Subtle mind practice

Ok!

So first off I think the guy's east coast accent is cute. Some of the words he says makes me giggle. lol Anyways, I liked this exercise more than I did the loving-kindness. They both required deep breathing and to calm the mind. I felt like the loving-kindness required me to do too much. I didn't really feel relaxed when I did it. Now, with the subtle mind I was able to relax completely. Whenever a random image or thought would pop in my mind I was able to immediately dismiss it. I wasn't able to do that with loving-kindness. I actually almost fell asleep during the subtle mind exercise. The one thing that I didn't like about subtle mind was when the woman would come on and talk. I would jump about five feet in the air because I wasn't expecting it. I was able to relax after I dismissed this as a real danger.

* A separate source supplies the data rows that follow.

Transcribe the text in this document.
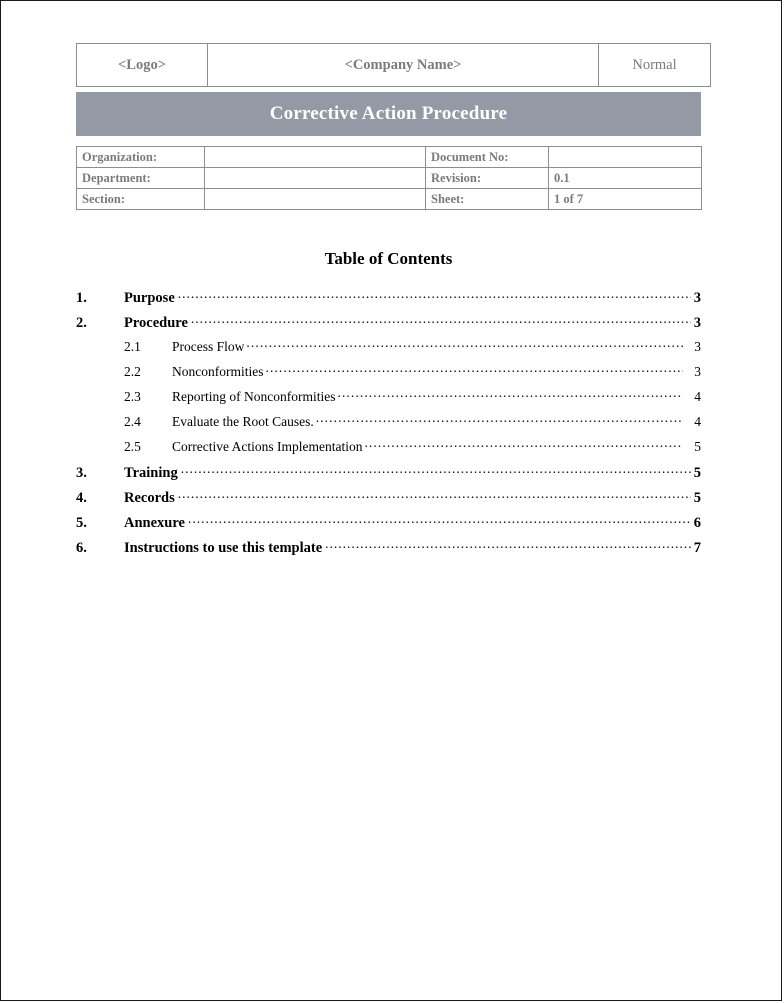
<Logo>	<Company Name>	Normal
Corrective Action Procedure
Organization:		Document No:	
Department:		Revision:	0.1
Section:		Sheet:	1 of 7
Table of Contents
1.	Purpose .....	3
2.	Procedure .....	3
2.1	Process Flow .....	3
2.2	Nonconformities .....	3
2.3	Reporting of Nonconformities .....	4
2.4	Evaluate the Root Causes. .....	4
2.5	Corrective Actions Implementation .....	5
3.	Training .....	5
4.	Records .....	5
5.	Annexure .....	6
6.	Instructions to use this template .....	7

I know that when I pray I do feel very relaxed in the same way as I do when I did the subtle mind exercise. Spiritual wellness is my weakness area. I have not yet found a way for it to help me physically. I know mentally I have been so relaxed with prayer that I fall asleep. I used to feel guilty about this as a little girl. Then one of my teachers told me not to worry, that our guardian angels finish it for us. Such a sweet thing to say and I believed it. I am going to try and use prayer to help me more physically. I have a lot of friends that have been successful with their training through prayer. It's time for me to do this too!

Friday, July 3, 2009

Unit 4 Exercise

Hi there!

Ok, so I did the exercise and for some reason had a really hard time connecting with it. I got put on a blood pressure medicine to help me with my hyperness. Unfortunately, I already have low blood pressure and it lowered it too much today. I almost passed out earlier. I talked to my doctor and she assured me I would be ok. I just need to drink water and eat small meals today. It was really hard for me to concentrate, so I am going to try the exercise again later. I just could not shut off the negative feelings like I usually can.

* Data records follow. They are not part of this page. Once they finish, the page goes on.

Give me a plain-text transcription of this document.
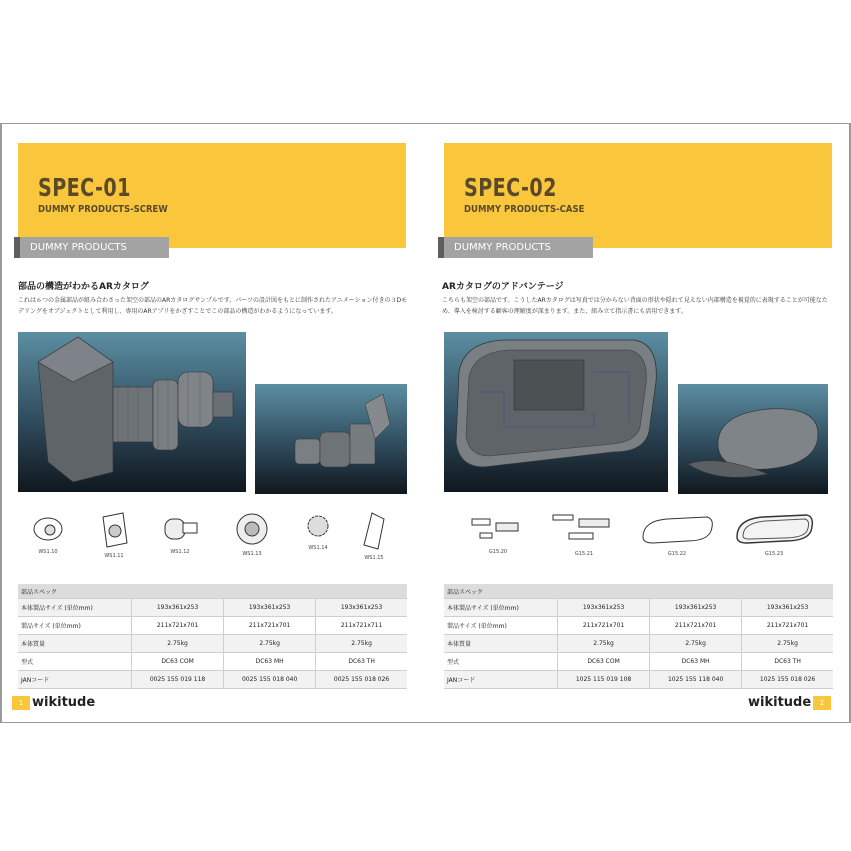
SPEC-01
DUMMY PRODUCTS-SCREW
DUMMY PRODUCTS
部品の構造がわかるARカタログ
これは６つの金属部品が組み合わさった架空の部品のARカタログサンプルです。パーツの設計図をもとに制作されたアニメーション付きの３Dモデリングをオブジェクトとして利用し、専用のARアプリをかざすことでこの部品の構造がわかるようになっています。
WS1.10
WS1.11
WS1.12	WS1.13
WS1.14
WS1.15
部品スペック			
本体製品サイズ (単位mm)	193x361x253	193x361x253	193x361x253
製品サイズ (単位mm)	211x721x701	211x721x701	211x721x711
本体質量	2.75kg	2.75kg	2.75kg
型式	DC63 COM	DC63 MH	DC63 TH
JANコード	0025 155 019 118	0025 155 018 040	0025 155 018 026
1 wikitude
SPEC-02
DUMMY PRODUCTS-CASE
DUMMY PRODUCTS
ARカタログのアドバンテージ
こちらも架空の部品です。こうしたARカタログは写真では分からない背面の形状や隠れて見えない内部構造を視覚的に表現することが可能なため、導入を検討する顧客の理解度が深まります。また、組み立て指示書にも活用できます。
G15.20	G15.21	G15.22	G15.23
部品スペック			
本体製品サイズ (単位mm)	193x361x253	193x361x253	193x361x253
製品サイズ (単位mm)	211x721x701	211x721x701	211x721x701
本体質量	2.75kg	2.75kg	2.75kg
型式	DC63 COM	DC63 MH	DC63 TH
JANコード	1025 115 019 108	1025 155 118 040	1025 155 018 026
wikitude	2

The mental workout concept asks us to practice loving-kindness and subtle mind. Loving-kindness asks us to open our hearts to others and make a transition of being selfish to the needs of others. This will result in less suffering. This practice is also reciprocal. The more that we give, the more we will receive. The subtle mind asks us to explore our minds to a deeper level. It helps us to focus on the distracting thoughts that keep us from what our goal is. This allows us to achieve a higher level of peace. There have been several studies that indicate that, like physical body, if we do not maintain it, it becomes diminished. This is why it is suggested to be practiced daily. Start off slow and then increase the increments. The goal is one hour each day. The beginning phase is to do a couple sessions a day at smaller sessions. Then, increase it over time. I try and do this everyday. The best time for me to do this is prior to bedtime. I like to have a good routine starting about an hour prior to bedtime of just complete calmness and quietness, getting my body and mind ready for sleep. I usually take a warm shower to start with. I then lie in bed for a while and give myself positive self talk. I have been slacking on this lately and have noticed I am getting out of "mental" shape. I am going to start it back up again today.